The Bank has not authorised any offer to the public of securities in any Member State of the European Economic Area other than Denmark, Finland, Germany, Norway, Sweden and the United Kingdom. With respect to each Member State of the European Economic Area other than Denmark, Finland, Germany, Norway, Sweden and the United Kingdom and which has implemented the Prospectus Directive (each, a “Relevant Member State”), no action has been undertaken or will be undertaken to make an offer to the public of securities requiring publication of a prospectus in any Relevant Member State. As a result, the securities may only be offered in Relevant Member States (a) to any legal entity which is a qualified investor as defined in the Prospectus Directive; or (b) in any other circumstances falling within Article 3(2) of the Prospectus Directive. For the purposes of this paragraph, the expression an “offer of securities to the public” means the communication in any form and by any means of sufficient information on the terms of the offer and the securities to be offered so as to enable an investor to decide to exercise, purchase or subscribe the securities, as the same may be varied in that Member State by any measure implementing the Prospectus Directive in that Member State and the expression “Prospectus Directive” means Directive 2003/71/EC (and amendments thereto, including the 2010 PD Amending Directive, to the extent implemented in the Relevant Member State), and includes any relevant implementing measure in the Relevant Member State and the expression “2010 PD Amending Directive” means Directive 2010/73/EU.
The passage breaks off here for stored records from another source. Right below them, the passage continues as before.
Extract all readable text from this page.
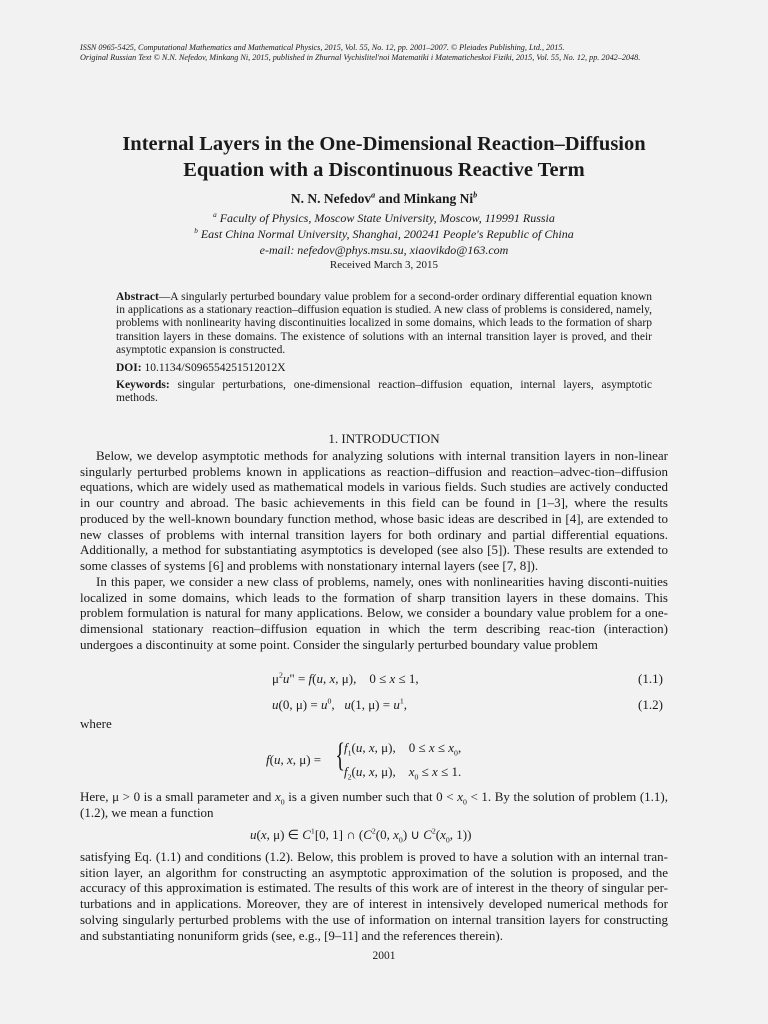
ISSN 0965-5425, Computational Mathematics and Mathematical Physics, 2015, Vol. 55, No. 12, pp. 2001–2007. © Pleiades Publishing, Ltd., 2015.
Original Russian Text © N.N. Nefedov, Minkang Ni, 2015, published in Zhurnal Vychislitel'noi Matematiki i Matematicheskoi Fiziki, 2015, Vol. 55, No. 12, pp. 2042–2048.
Internal Layers in the One-Dimensional Reaction–Diffusion
Equation with a Discontinuous Reactive Term
N. N. Nefedov$^a$ and Minkang Ni$^b$
$^a$ Faculty of Physics, Moscow State University, Moscow, 119991 Russia
$^b$ East China Normal University, Shanghai, 200241 People's Republic of China
e-mail: nefedov@phys.msu.su, xiaovikdo@163.com
Received March 3, 2015
Abstract—A singularly perturbed boundary value problem for a second-order ordinary differential equation known in applications as a stationary reaction–diffusion equation is studied. A new class of problems is considered, namely, problems with nonlinearity having discontinuities localized in some domains, which leads to the formation of sharp transition layers in these domains. The existence of solutions with an internal transition layer is proved, and their asymptotic expansion is constructed.
DOI: 10.1134/S096554251512012X
Keywords: singular perturbations, one-dimensional reaction–diffusion equation, internal layers, asymptotic methods.
1. INTRODUCTION

Below, we develop asymptotic methods for analyzing solutions with internal transition layers in non-linear singularly perturbed problems known in applications as reaction–diffusion and reaction–advec-tion–diffusion equations, which are widely used as mathematical models in various fields. Such studies are actively conducted in our country and abroad. The basic achievements in this field can be found in [1–3], where the results produced by the well-known boundary function method, whose basic ideas are described in [4], are extended to new classes of problems with internal transition layers for both ordinary and partial differential equations. Additionally, a method for substantiating asymptotics is developed (see also [5]). These results are extended to some classes of systems [6] and problems with nonstationary internal layers (see [7, 8]).

In this paper, we consider a new class of problems, namely, ones with nonlinearities having disconti-nuities localized in some domains, which leads to the formation of sharp transition layers in these domains. This problem formulation is natural for many applications. Below, we consider a boundary value problem for a one-dimensional stationary reaction–diffusion equation in which the term describing reac-tion (interaction) undergoes a discontinuity at some point. Consider the singularly perturbed boundary value problem

$\mu^2u$" = f(u, x, μ),    0 ≤ x ≤ 1,	(1.1)
u(0, $\mu) = u^0$,   u(1, $\mu) = u^1$,	(1.2)
where
f(u, x, μ) = {
$f_1(u$, x, μ),    $0 \le x \le x_0$,
$f_2(u$, x, μ),    $x_0 \le x \le 1$.

Here, μ > 0 is a small parameter and $x_0$ is a given number such that $0 < x_0 < 1$. By the solution of problem (1.1), (1.2), we mean a function

u(x, μ) ∈ $C^1[0$, 1] ∩ ($C^2(0$, $x_0$) ∪ $C^2(x_0$, 1))

satisfying Eq. (1.1) and conditions (1.2). Below, this problem is proved to have a solution with an internal tran-sition layer, an algorithm for constructing an asymptotic approximation of the solution is proposed, and the accuracy of this approximation is estimated. The results of this work are of interest in the theory of singular per-turbations and in applications. Moreover, they are of interest in intensively developed numerical methods for solving singularly perturbed problems with the use of information on internal transition layers for constructing and substantiating nonuniform grids (see, e.g., [9–11] and the references therein).

2001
This company announcement is an advertisement for the purposes of applicable measures implementing Directive 2003/71/EC (such Directive, together with amendments thereto and any applicable implementing) measures in the relevant home Member State under such Directive, the ("Prospectus Directive"). A prospectus prepared pursuant to the Prospectus Directive has been published and made available upon launch of the offering. Any offer of securities to the public that may be deemed to be made pursuant to this company announcement in any EEA Member State that has implemented the Prospectus Directive is only addressed to qualified investors in that Member State within the meaning of the Prospectus Directive.

The Underwriters are acting exclusively for the Bank and no-one else in connection with the offering.  They will not regard any other person as their respective clients in relation to the offering and will not be responsible to anyone other than the Bank for providing the protections afforded to their respective clients, nor for providing advice in relation to the offering, the contents of this announcement or any transaction, arrangement or other matter referred to herein.

In connection with the offering, the Underwriters and any of their affiliates, acting as investors for their own accounts, may subscribe for or purchase any of the Bank’s securities in the offering and in that capacity may retain, purchase, sell, offer to sell or otherwise deal for their own accounts in such securities and other securities of the Bank or related investments in connection with the offering or otherwise.  Accordingly, references in the Prospectus, once published, to the Bank’s securities being issued, offered, subscribed, acquired, placed or otherwise dealt in should be read as including any issue or offer to, or subscription, acquisition, placing or dealing by, any of the Underwriters and any of their affiliates acting as investors for their own accounts.  The Underwriters do not intend to disclose the extent of any such investment or transactions otherwise than in accordance with any legal or regulatory obligations to do so.

None of the Underwriters or any of their respective directors, officers, employees, advisers or agents accepts any responsibility or liability whatsoever for/or makes any representation or warranty, express or implied, as to the truth, accuracy or completeness of the information in this announcement (or whether any information has been omitted from the announcement) or any other information relating to the Bank, its subsidiaries or associated companies, whether written, oral or in a visual or electronic form, and howsoever transmitted or made available or for any loss howsoever arising from any use of announcement or its contents or otherwise arising in connection therewith.